Licenziamento illegittimo: ritardare l’azione riduce il risarcimento

Nella sentenza n.3486 del 20 febbraio 2015, la Corte di Cassazione ha chiarito che il ritardo con il quale il dipendente si attivi per evitare i danni che possano essere arrecati alla propria sfera giuridica dal comportamento illecito del datore di lavoro riducono l’importo del risarcimento dovutogli in seguito al licenziamento illegittimo.

Nel caso di specie, la lavoratrice, formalmente assunta a settembre 1999 con contratto part-time, sostenendo di aver iniziato il proprio rapporto, di fatto, nel gennaio dello stesso anno, aveva convenuto in giudizio l’azienda per veder dichiarata l’illegittimità del licenziamento intimatogli il 27 aprile 2001.

Il Tribunale di Messina, rigettata la domanda relativa al riconoscimento della sussistenza del rapporto in epoca antecedente alla sua formalizzazione e la conseguente domanda intesa a conseguire le relative differenze retributive, aveva dichiarato illegittimo  il recesso e, pur ritenendo applicabile il regime sanzionatorio di cui all’art.18 della Legge n.300/1970, aveva contenuto, in considerazione dell’aliunde percipiendum, il risarcimento del danno nelle dieci mensilità rispetto alle cinquantasei viceversa decorse dalla data dell’intimato provvedimento espulsivo, sottolineando che la dipendente, in qualità di creditrice, avesse omesso, in contrasto con l’ordinario obbligo di diligenza, di adoperarsi ai fini della limitazione del danno derivante dal comportamento illecito del datore.

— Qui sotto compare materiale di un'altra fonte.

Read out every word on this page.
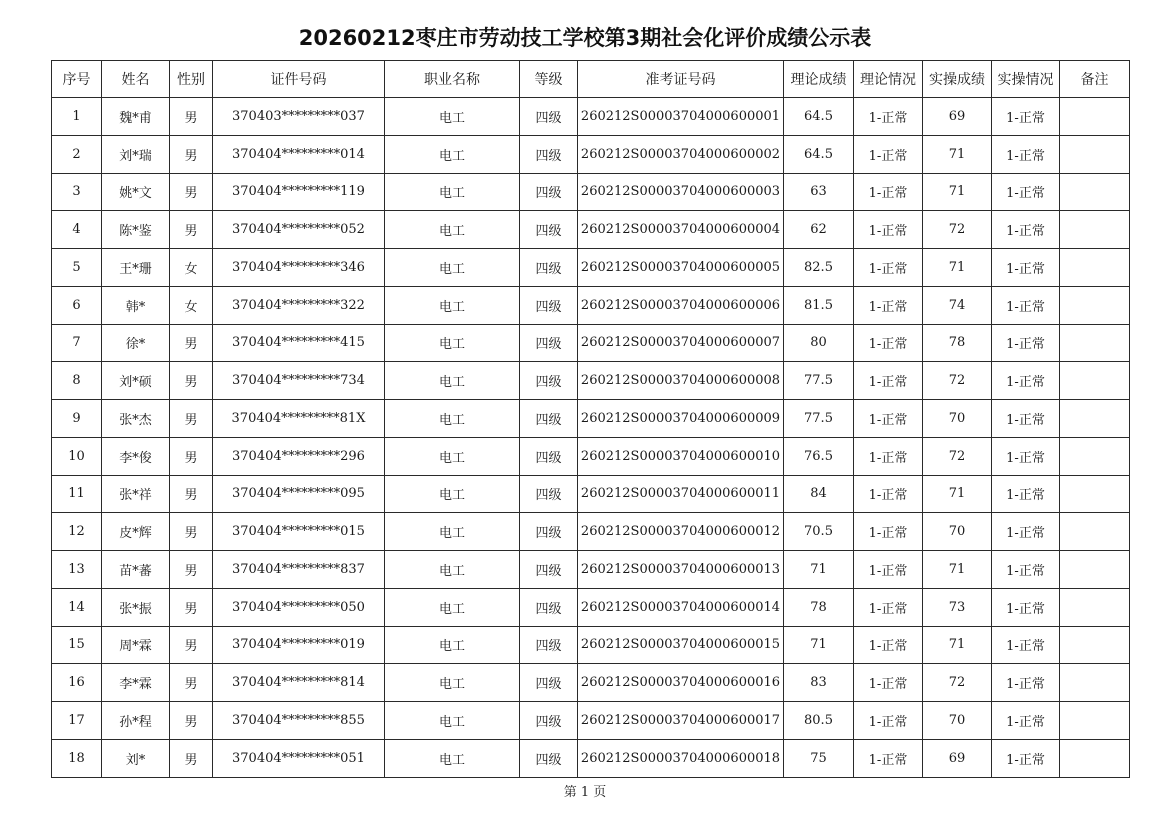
20260212枣庄市劳动技工学校第3期社会化评价成绩公示表
序号	姓名	性别	证件号码	职业名称	等级	准考证号码	理论成绩	理论情况	实操成绩	实操情况	备注
1	魏*甫	男	370403*********037	电工	四级	260212S00003704000600001	64.5	1-正常	69	1-正常	
2	刘*瑞	男	370404*********014	电工	四级	260212S00003704000600002	64.5	1-正常	71	1-正常	
3	姚*文	男	370404*********119	电工	四级	260212S00003704000600003	63	1-正常	71	1-正常	
4	陈*鉴	男	370404*********052	电工	四级	260212S00003704000600004	62	1-正常	72	1-正常	
5	王*珊	女	370404*********346	电工	四级	260212S00003704000600005	82.5	1-正常	71	1-正常	
6	韩*	女	370404*********322	电工	四级	260212S00003704000600006	81.5	1-正常	74	1-正常	
7	徐*	男	370404*********415	电工	四级	260212S00003704000600007	80	1-正常	78	1-正常	
8	刘*硕	男	370404*********734	电工	四级	260212S00003704000600008	77.5	1-正常	72	1-正常	
9	张*杰	男	370404*********81X	电工	四级	260212S00003704000600009	77.5	1-正常	70	1-正常	
10	李*俊	男	370404*********296	电工	四级	260212S00003704000600010	76.5	1-正常	72	1-正常	
11	张*祥	男	370404*********095	电工	四级	260212S00003704000600011	84	1-正常	71	1-正常	
12	皮*辉	男	370404*********015	电工	四级	260212S00003704000600012	70.5	1-正常	70	1-正常	
13	苗*蕃	男	370404*********837	电工	四级	260212S00003704000600013	71	1-正常	71	1-正常	
14	张*振	男	370404*********050	电工	四级	260212S00003704000600014	78	1-正常	73	1-正常	
15	周*霖	男	370404*********019	电工	四级	260212S00003704000600015	71	1-正常	71	1-正常	
16	李*霖	男	370404*********814	电工	四级	260212S00003704000600016	83	1-正常	72	1-正常	
17	孙*程	男	370404*********855	电工	四级	260212S00003704000600017	80.5	1-正常	70	1-正常	
18	刘*	男	370404*********051	电工	四级	260212S00003704000600018	75	1-正常	69	1-正常	
第 1 页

Investita da entrambe le parti, la Corte di Appello di Messina aveva riformato in parte l’impugnata sentenza, dichiarando effettivamente sussistente il rapporto  a decorrere dal gennaio 1999 e dovute le differenze retributive maturate in relazione al periodo di lavoro sommerso, confermando la declaratoria di illegittimità del licenziamento nonché l’applicabilità del regime di tutela reale e, tuttavia, riducendo  ulteriormente il risarcimento del danno dovuto, nella misura minima di cinque mensilità.

In particolare, la Corte territoriale aveva così disposto ritenendo che l’espletata prova testimoniale avesse  accertato, in fatto, la costituzione anticipata del rapporto di lavoro, nonché l’effettiva illegittima motivazione del licenziamento, scaturito, in realtà, dal rifiuto opposto dalla lavoratrice alla trasformazione a tempo pieno del rapporto ed in relazione al rifiuto da ella opposto alla richiesta transattiva avanzata dalla società a soli due mesi dall’avviso di recesso.

Parimenti, il giudice dell’appello, in relazione al contenimento del danno, aveva ritenuto sussistente la violazione, da parte della ricorrente, dell'obbligo di diligenza dedotto nella sentenza del primo grado.

Successivamente investita della questione, la Cassazione ha confermato in pieno la validità dell’impianto motivazionale elaborato dal giudice dell’appello, sottolineandone la coerenza con l’orientamento interpretativo consolidatosi nella giurisprudenza di legittimità, secondo cui, anche riguardo al rapporto di lavoro, deve considerarsi operante la regola generale di cui all’art.1227, comma 2, c.c., che impone al creditore o al danneggiato di evitare, usando la normale diligenza, i danni che possano essere arrecati alla propria sfera giuridica dall’altrui comportamento illecito, sempre che ciò non risulti per i medesimi troppo oneroso o incida in misura apprezzabile sulla loro libertà d’azione (1).